‘Sustainability, gender equality and girls’ education: Reflections from approaches to MEL (Monitoring, Evaluation and Learning) in Girls’ Education Challenge projects in Kenya’.
AGEE Working Paper.
Meaghan Malloy, Elaine Unterhalter, Rosie Peppin Vaughan and Helen Longlands, with contributions from Collins Olang and Michelle Lewis Sandall.
Executive Summary
This working paper explores how project level data, collected as part of the Monitoring, Evaluation and Learning (MEL) processes of girls’ education projects, can contribute insights to wider initiatives concerned with building a broader data ecosystem to understand how and why gender inequalities in education manifest and change, and what processes can work to help build institutions that sustain gender equality in and through education. To do this, this paper draws on perspectives from a diverse group of individuals and organisations involved in designing and delivering four Girls’ Education Challenge (GEC) projects in Kenya during the global COVID-19 pandemic. This working paper aims to reflect critically on how data and evidence generated at the project level can be augmented and used to promote and sustain gender equality in and through education in contexts of crisis.
Processes to promote and sustain girls’ education and address gender inequalities in education are complicated and complex. Progress has been frustrated by numerous overlapping issues including forms of crises, political backlash, lack of resources, and data and measurement issues, despite longstanding policy support for girls’ education at global and national levels. Generating and gathering accurate data and building inclusive institutions are key aspects of trying to protect against the indifference and dehumanisation of processes that oppose or hinder progress towards gender equalities in education. But while building the evidence base in support of gender equality in and through education is a difficult task, it is not impossible. A growing community of practice comprising academics and practitioners is collaborating to make gender and education data more accurate, complete, accessible, and useful for building inclusive, equitable and sustainable institutions and to help deepen understanding about how transformative, sustainable change can happen.
This working paper contributes to the work of this community of practice by exploring emerging questions concerning meanings and measures of sustainability, gender equality and girls’ education in a post-COVID-19 world. Through exploring evidence and knowledge of practitioners working on girls’ education at the project level, this paper provides insight on how data are used and what improvements in data are needed for work on gender equality in education. This is done through a focus on the work of the Girls Education Challenge (GEC) and the Accountability for Gender Equality in Education (AGEE) project. In particular, the paper explores dialogues between those working on the two initiatives in Kenya and concludes by drawing out wider issues.

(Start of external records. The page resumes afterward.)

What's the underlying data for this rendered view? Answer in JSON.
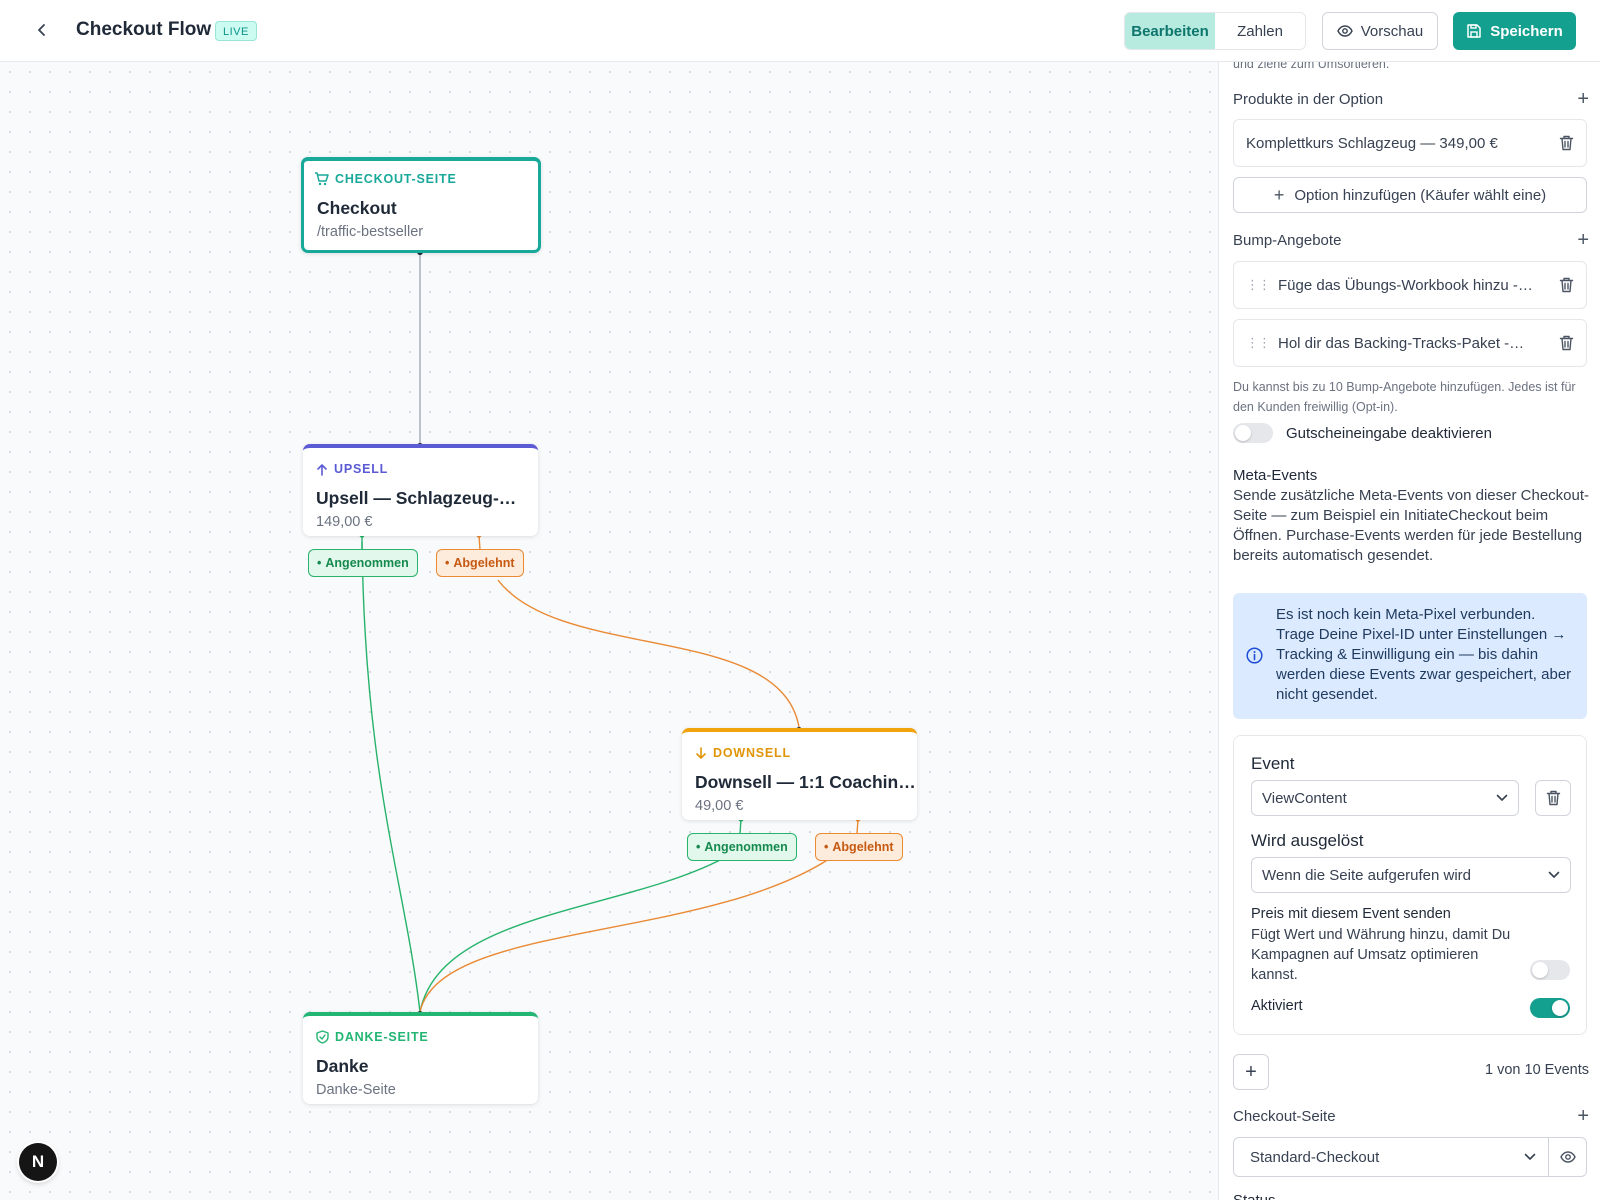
{
  "header": {
    "title": "Checkout Flow",
    "live_badge": "LIVE",
    "mode_edit": "Bearbeiten",
    "mode_numbers": "Zahlen",
    "preview": "Vorschau",
    "save": "Speichern"
  },
  "colors": {
    "accent": "#14a08f",
    "upsell": "#5b5bd6",
    "downsell": "#f0a30a",
    "thanks": "#22b573",
    "accept": "#27b36b",
    "reject": "#ea8a35"
  },
  "flow": {
    "nodes": [
      {
        "key": "checkout",
        "type_label": "CHECKOUT-SEITE",
        "title": "Checkout",
        "subtitle": "/traffic-bestseller",
        "icon": "cart-icon"
      },
      {
        "key": "upsell",
        "type_label": "UPSELL",
        "title": "Upsell — Schlagzeug-…",
        "subtitle": "149,00 €",
        "icon": "arrow-up-icon"
      },
      {
        "key": "downsell",
        "type_label": "DOWNSELL",
        "title": "Downsell — 1:1 Coachin…",
        "subtitle": "49,00 €",
        "icon": "arrow-down-icon"
      },
      {
        "key": "thanks",
        "type_label": "DANKE-SEITE",
        "title": "Danke",
        "subtitle": "Danke-Seite",
        "icon": "shield-check-icon"
      }
    ],
    "edges": [
      {
        "from": "checkout",
        "to": "upsell",
        "label": ""
      },
      {
        "from": "upsell",
        "to": "thanks",
        "label": "Angenommen"
      },
      {
        "from": "upsell",
        "to": "downsell",
        "label": "Abgelehnt"
      },
      {
        "from": "downsell",
        "to": "thanks",
        "label": "Angenommen"
      },
      {
        "from": "downsell",
        "to": "thanks",
        "label": "Abgelehnt"
      }
    ],
    "avatar_letter": "N"
  },
  "panel": {
    "cut_hint": "und ziehe zum Umsortieren.",
    "products_title": "Produkte in der Option",
    "products": [
      "Komplettkurs Schlagzeug — 349,00 €"
    ],
    "add_option": "Option hinzufügen (Käufer wählt eine)",
    "bumps_title": "Bump-Angebote",
    "bumps": [
      "Füge das Übungs-Workbook hinzu -…",
      "Hol dir das Backing-Tracks-Paket -…"
    ],
    "bumps_hint": "Du kannst bis zu 10 Bump-Angebote hinzufügen. Jedes ist für den Kunden freiwillig (Opt-in).",
    "coupon_label": "Gutscheineingabe deaktivieren",
    "coupon_enabled": false,
    "meta_title": "Meta-Events",
    "meta_desc": "Sende zusätzliche Meta-Events von dieser Checkout-Seite — zum Beispiel ein InitiateCheckout beim Öffnen. Purchase-Events werden für jede Bestellung bereits automatisch gesendet.",
    "info_text": "Es ist noch kein Meta-Pixel verbunden. Trage Deine Pixel-ID unter Einstellungen → Tracking & Einwilligung ein — bis dahin werden diese Events zwar gespeichert, aber nicht gesendet.",
    "event": {
      "event_label": "Event",
      "event_value": "ViewContent",
      "trigger_label": "Wird ausgelöst",
      "trigger_value": "Wenn die Seite aufgerufen wird",
      "price_title": "Preis mit diesem Event senden",
      "price_desc": "Fügt Wert und Währung hinzu, damit Du Kampagnen auf Umsatz optimieren kannst.",
      "price_enabled": false,
      "active_label": "Aktiviert",
      "active_enabled": true
    },
    "event_count": "1 von 10 Events",
    "checkout_page_title": "Checkout-Seite",
    "checkout_page_value": "Standard-Checkout",
    "status_cut": "Status"
  }
}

The research discussed in this paper was conducted by members of the AGEE team over an eight-month period from February to September 2023. Kenya was chosen as the focus country because the GEC had seven projects operating in diverse settings across the country between April 2017 and March 2023. In 2023, the Kenyan government planned national reforms to improve education quality, equality and inclusion thus providing an excellent setting for reflections on sustainability of gender equality in and through education.
The data discussed in this paper was collected through a review of GEC MEL documentation, dated from 2017 to 2024, including internal and publicly available documents such as project tracking and progress reports, annual reports, and MEL frameworks, guidance and tools; a 3-hour online workshop, held on 19 April 2023, with 10 Kenya-based GEC project staff involved in four of the seven GEC projects in Kenya; and nine 1-hour individual interviews, conducted online via Zoom between July and September 2023. The workshop was modelled on prior AGEE workshops using participatory and consultative methods and drew on the AGEE Framework to think about project evaluation more broadly.
Key findings include the association of sustainability with a project’s ability to influence change at different levels, including girls’ lives, social norms and local or national education policy. The examples of sustainability shared by participants did not showcase maintaining the same exact project activities over a longer period of time, but instead this sense of sustainability as influence. The associated concept of social sustainability, as opposed to financial or environmental sustainability, also emerged as a key theme. There were a number of connections and disconnections between participants’ views on sustainability and gender equality in education. Overall, however, there was greater coherency in defining gender equality in education, and this led to more exploratory and innovative thinking around what additional measures would be needed to monitor girls’ and women’s education in the longer term, thereby further securing the sustainability of the project aims beyond the closing. The AGEE Framework was seen to be a useful supplemental tool for thinking about that process and improving data collection as crucial for building institutional conditions for gender equality in and through education. The importance of including stakeholders in discussions about data, how data is used, how data is generated and which data is generated and how different sites of reflection of this connect, will continue to be explored in the next stages of the AGEE project.